Depois, escrevi "Crônicas de um Casamento Duplamente Gay", um livro também autobiográfico, só que em formato de crônicas, para falar sobre casamento homoafetivo. Curiosamente, ao longo das historietas, o livro dava até dicas sobre como fazer o requerimento de habilitação para o casamento civil, enquanto contava histórias pitorescas sobre o meu dia-a-dia com meu marido naquela época. Duplamente gay é uma brincadeira com o fato de ser sobre o casamento de dois homens e com o significado da palavra gay quando ela foi adotada pelos homossexuais para referirem-se a si mesmos: feliz ou alegre.

Escrevi vários contos. As editoras que os publicaram foram a Escândalo, a Orgástica e a Metanoia. Esta última publicou meu conto "Ocaso" como parte de uma coletânea chamada "Um Rio de Cores", que celebrava os 450 anos da cidade do Rio de Janeiro no ano de 2015. Esse trabalho contou com uma parceria com a Secretaria de Cultura do Município do Rio de Janeiro. Um concurso foi realizado e dois livros foram publicados, sendo um de contos e outro de poesia, ambos escritos por vários contistas e poetas.

Recentemente, também lancei "O homem que amava mendigos", mas esse foi apenas em formato e-book. Trata-se de um romance que apresenta a surpreendente relação entre um empresário extremamente bem-sucedido e um morador de rua. Essa relação, porém, só encontrará possibilidades de existência quando um incidente inesperado colocar os dois frente a frente. Apesar de serem de mundos tão diferentes, Eduardo e Leo têm mais em comum do que imaginam - um passado que vai desafiar sua capacidade de amar e de perdoar, além de outras surpresas incríveis. Acessível no Amazon.
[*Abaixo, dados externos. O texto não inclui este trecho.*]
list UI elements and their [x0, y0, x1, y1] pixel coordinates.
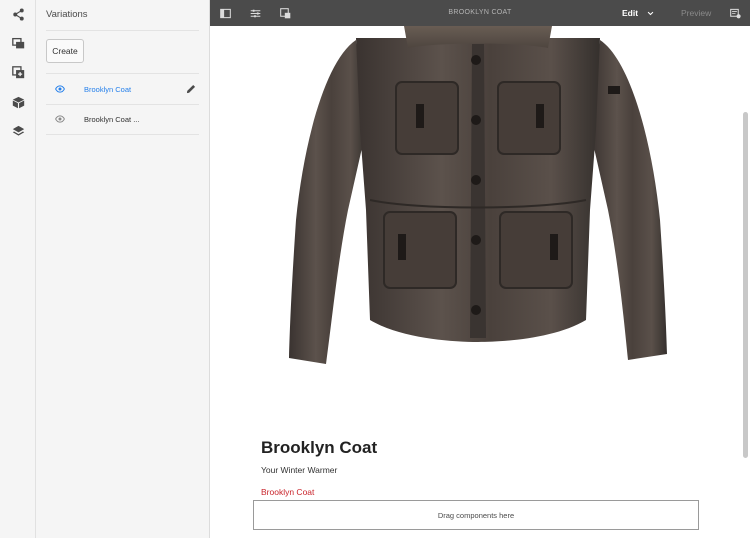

5- Como se deu sua inserção nesse universo literário? Quais desafios encontrou para publicação de seus livros e como os superou?

O desafio do primeiro livro (Em busca de mim mesmo) foi produzir um relato autobiográfico que dialogasse com temas como homofobia, “cura gay”, reforço religioso dos preconceitos, contando casos reais sobre mim mesmo e sobre outras pessoas que passaram pelo movimento sem expô-las, mas sem ficar só na contação de histórias. Fiquei sete anos escrevendo e amadurecendo as ideias. Nenhuma editora topou fazer a publicação. Acho que algumas foram covardes mesmo. Outras podem nem ter lido o material, simplesmente por não estarem interessadas em escritores desconhecidos. Além disso, os embates sobre “cura gay” ainda não estavam em alta na Câmara dos Deputados. Decidi que eu mesmo encararia o desafio da publicação. Contratei uma editora e segui com o projeto. Os editores se empolgaram com o texto, e eu percebi que isso poderia ser um sinal do que aconteceria quando o livro chegasse finalmente aos leitores. Dito e feito. Muita gente me enviou comentários belíssimos. Algumas pessoas compartilharam suas histórias comigo. Mas, o que mais me surpreendeu foi que muitos heterossexuais se interessaram e se encantaram com o livro. Soube de esposa que lia com o marido na cama para depois trocarem ideias sobre o texto. Recebi contato de muita gente que me disse ter decidido sair do armário após a leitura. Foi emocionante, mas decidi que o livro impresso já havia cumprido seu papel depois de esgotado, e, para não deixar as pessoas que ainda não o haviam lido sem opção, disponibilizei o conteúdo em formato e-book pelo Amazon. Também não posso deixar de reconhecer a parceria da Livraria Cultura na venda da edição impressa. Ela foi uma peça-chave.

6- Que elementos você considera importante na construção de um personagem? 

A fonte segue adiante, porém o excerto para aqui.